How good could technology like Google’s get? Balasubramaniyan says the Legend voice isn’t the best he’s heard from the company’s WaveNet technology. Samples released by DeepMind in 2016 seem to be higher quality, perhaps because it was able to get speakers to record more audio than Legend did, or they didn’t have to be generated in real time in response to a user’s query.
DeepMind said it used 25 hours of audio to create those voices. It’s not clear how many hours of recordings Google collected from Legend to make the voice released this month.
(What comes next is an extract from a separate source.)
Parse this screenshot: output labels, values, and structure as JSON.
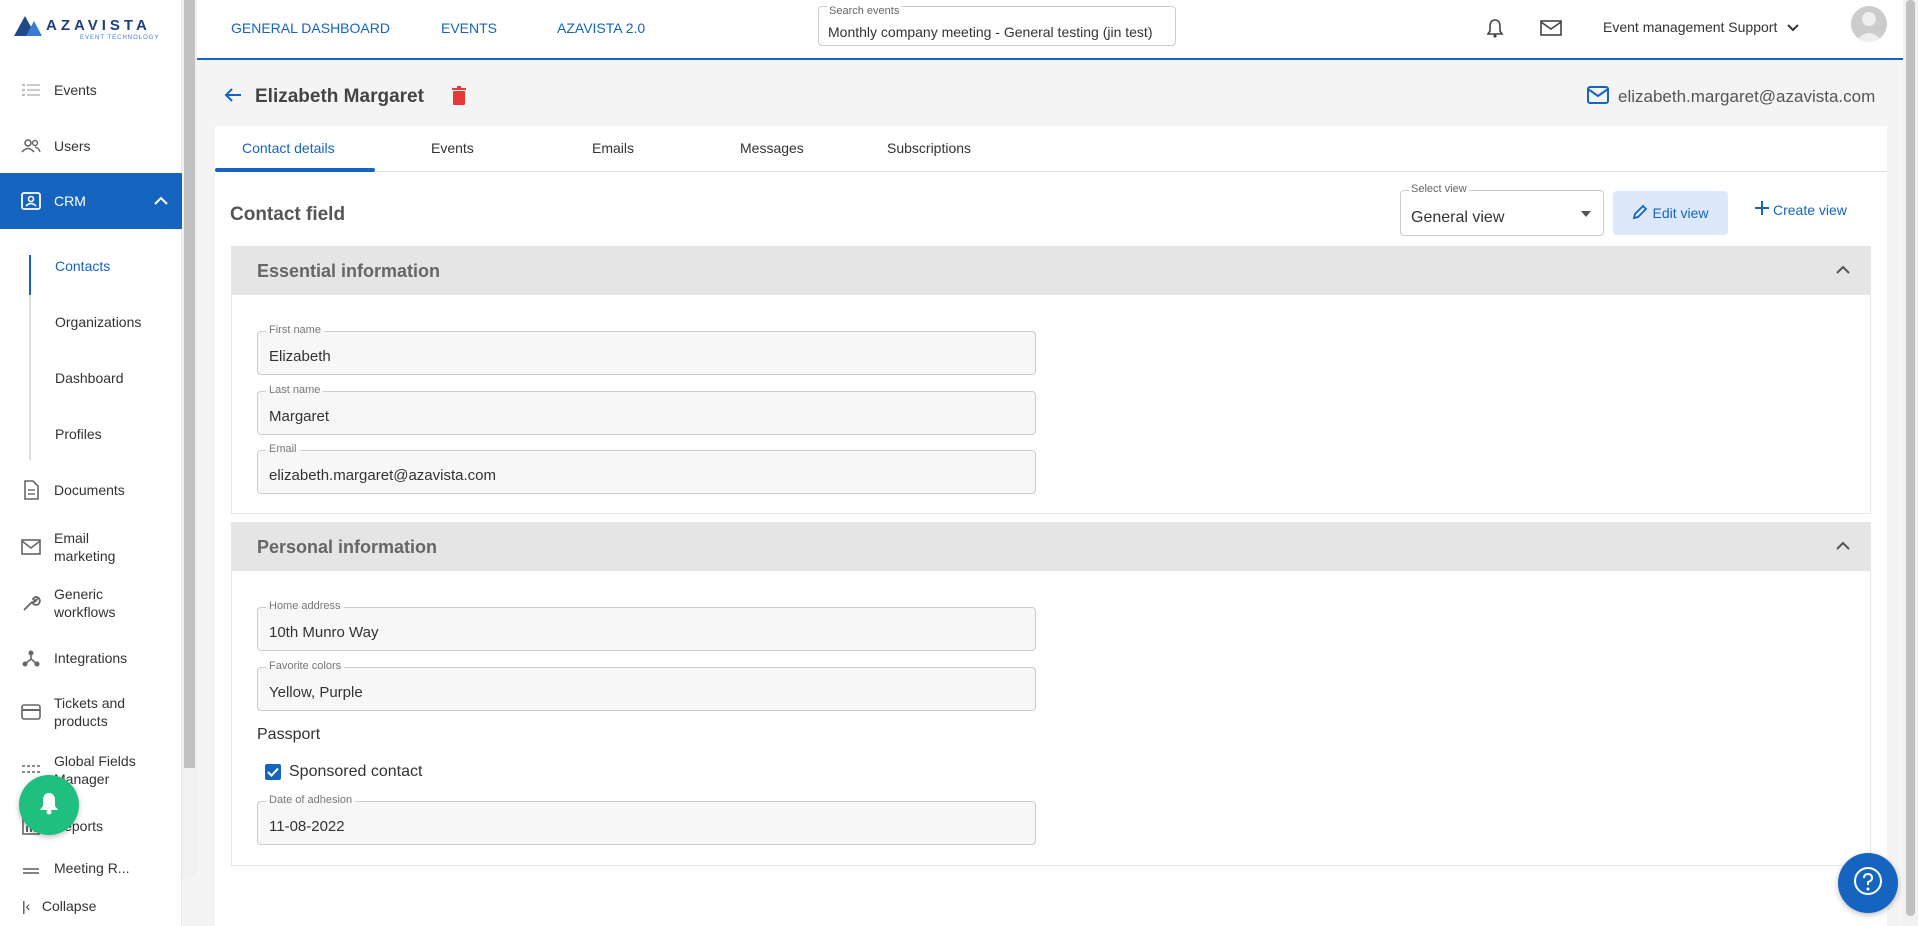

The singer told People that he went to the recording studio around 10 days in a row, saying words and phrases with different inflections. His publicists didn’t respond to queries from WIRED and Google declined to say how many hours of audio it used to make the fake Legend. By email, Johan Schalkwyk, a distinguished engineer at Google, offered that it had been “a large dataset,” and that the script had to be carefully curated to cover every possible sound and speech pattern.
Legend had to read phrases such as “Submandibular gland, either of a pair of salivary glands situated below the lower jaw.” Schalkwyk declined to share how Google tested how accurate or convincing its fake Legend is.
The clip below shows how the bar for passing as human is lower on phone calls, which due to historical limitations usually strip out the upper frequencies. The muffling effect of that dampens the contrast between the real and fake Legends.
When I picked up my phone to ask Google Assistant if it would ever lie, it responded in the singer’s voice. “I always try to tell the truth,” it said. “I take honestly seriously.”